"I don't think it's a mistake, Mrs. Thomas."
"Thank you, sir. Thomas he wouldn't hear of spending it till I'd asked you, and he do say how he'll keep the coin, but I says Miss Toney tells us to spend it and it wouldn't be honest not to."
Mrs. Thomas had already mentally spent it, and could not at all agree with wrapping up the gold as a keepsake.
"Certainly, she means you to spend it.

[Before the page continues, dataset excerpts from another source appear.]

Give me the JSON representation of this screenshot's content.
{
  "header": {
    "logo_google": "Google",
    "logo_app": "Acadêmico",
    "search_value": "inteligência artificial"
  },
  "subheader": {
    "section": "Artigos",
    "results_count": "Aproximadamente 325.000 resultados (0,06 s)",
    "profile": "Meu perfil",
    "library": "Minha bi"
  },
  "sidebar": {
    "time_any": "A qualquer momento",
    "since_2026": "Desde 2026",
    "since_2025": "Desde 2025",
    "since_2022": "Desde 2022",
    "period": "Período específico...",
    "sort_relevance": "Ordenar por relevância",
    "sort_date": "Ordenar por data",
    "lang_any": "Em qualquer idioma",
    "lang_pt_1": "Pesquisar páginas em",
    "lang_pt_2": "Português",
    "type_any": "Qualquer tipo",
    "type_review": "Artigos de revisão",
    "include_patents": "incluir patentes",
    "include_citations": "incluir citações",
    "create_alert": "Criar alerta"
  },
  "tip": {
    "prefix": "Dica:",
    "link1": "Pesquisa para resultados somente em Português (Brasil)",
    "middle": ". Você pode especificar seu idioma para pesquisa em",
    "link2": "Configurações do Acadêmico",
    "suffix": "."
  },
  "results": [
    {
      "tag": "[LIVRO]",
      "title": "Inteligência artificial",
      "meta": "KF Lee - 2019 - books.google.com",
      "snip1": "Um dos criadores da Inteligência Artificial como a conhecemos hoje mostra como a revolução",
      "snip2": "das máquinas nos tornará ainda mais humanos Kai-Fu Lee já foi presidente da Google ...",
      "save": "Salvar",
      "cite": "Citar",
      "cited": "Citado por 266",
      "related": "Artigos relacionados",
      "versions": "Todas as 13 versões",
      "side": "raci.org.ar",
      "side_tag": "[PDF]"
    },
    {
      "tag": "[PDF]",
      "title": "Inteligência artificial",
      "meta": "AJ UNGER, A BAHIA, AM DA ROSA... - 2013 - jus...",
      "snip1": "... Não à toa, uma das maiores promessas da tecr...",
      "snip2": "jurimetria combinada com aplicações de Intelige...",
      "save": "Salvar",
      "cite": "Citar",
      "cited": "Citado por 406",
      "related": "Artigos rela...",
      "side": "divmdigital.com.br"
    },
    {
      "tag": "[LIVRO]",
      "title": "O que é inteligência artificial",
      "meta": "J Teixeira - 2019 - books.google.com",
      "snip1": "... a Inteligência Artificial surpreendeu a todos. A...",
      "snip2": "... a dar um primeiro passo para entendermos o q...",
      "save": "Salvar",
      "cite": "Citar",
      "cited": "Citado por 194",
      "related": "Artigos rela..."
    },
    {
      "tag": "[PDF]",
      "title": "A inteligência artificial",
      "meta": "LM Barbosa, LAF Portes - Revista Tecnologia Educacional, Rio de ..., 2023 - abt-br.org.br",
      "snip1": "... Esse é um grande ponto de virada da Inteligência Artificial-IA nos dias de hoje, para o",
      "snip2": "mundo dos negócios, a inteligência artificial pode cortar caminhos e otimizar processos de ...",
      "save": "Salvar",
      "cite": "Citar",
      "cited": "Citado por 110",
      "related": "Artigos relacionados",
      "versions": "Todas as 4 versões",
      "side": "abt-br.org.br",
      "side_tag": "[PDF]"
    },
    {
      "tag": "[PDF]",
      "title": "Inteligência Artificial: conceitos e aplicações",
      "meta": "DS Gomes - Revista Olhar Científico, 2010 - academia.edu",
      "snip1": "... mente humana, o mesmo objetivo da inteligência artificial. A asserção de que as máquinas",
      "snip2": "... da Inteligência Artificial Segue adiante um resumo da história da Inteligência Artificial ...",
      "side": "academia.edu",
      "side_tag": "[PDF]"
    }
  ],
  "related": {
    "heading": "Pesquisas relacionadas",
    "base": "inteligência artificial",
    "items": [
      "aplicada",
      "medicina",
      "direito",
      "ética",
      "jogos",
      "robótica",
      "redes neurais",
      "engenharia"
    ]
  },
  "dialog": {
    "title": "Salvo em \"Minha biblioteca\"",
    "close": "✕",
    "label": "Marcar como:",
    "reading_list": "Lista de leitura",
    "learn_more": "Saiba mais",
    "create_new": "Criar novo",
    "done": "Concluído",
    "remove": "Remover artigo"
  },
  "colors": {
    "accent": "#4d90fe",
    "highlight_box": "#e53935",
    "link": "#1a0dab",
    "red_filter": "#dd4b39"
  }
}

You must all come to do her honour to-day. If we could all think of other people instead of ourselves as she does, our village would be none the worse!"
"Thomas thinks no end of her after what she did for him, sir, he wouldn't go the public now as he used to do if you was to pay him to go, all along of Miss Toney. Thank you, sir, I'll tell Thomas."
In another moment the Vicar met his own gardener, who lived in a cottage close by.
"If you please, sir, Miss Toney sent me a sovereign. Is it all right, sir, for me to accept it?"
"She has made no favourite, Turner, every villager on her uncle's estate has the same, I believe."
Mr. Hales returned home with a smile on his lips.
"Mother! our madcap heiress has sent a sovereign to each of her uncle's cottagers. I don't know what other surprises we shall have this evening." Mrs. Hales shook her head.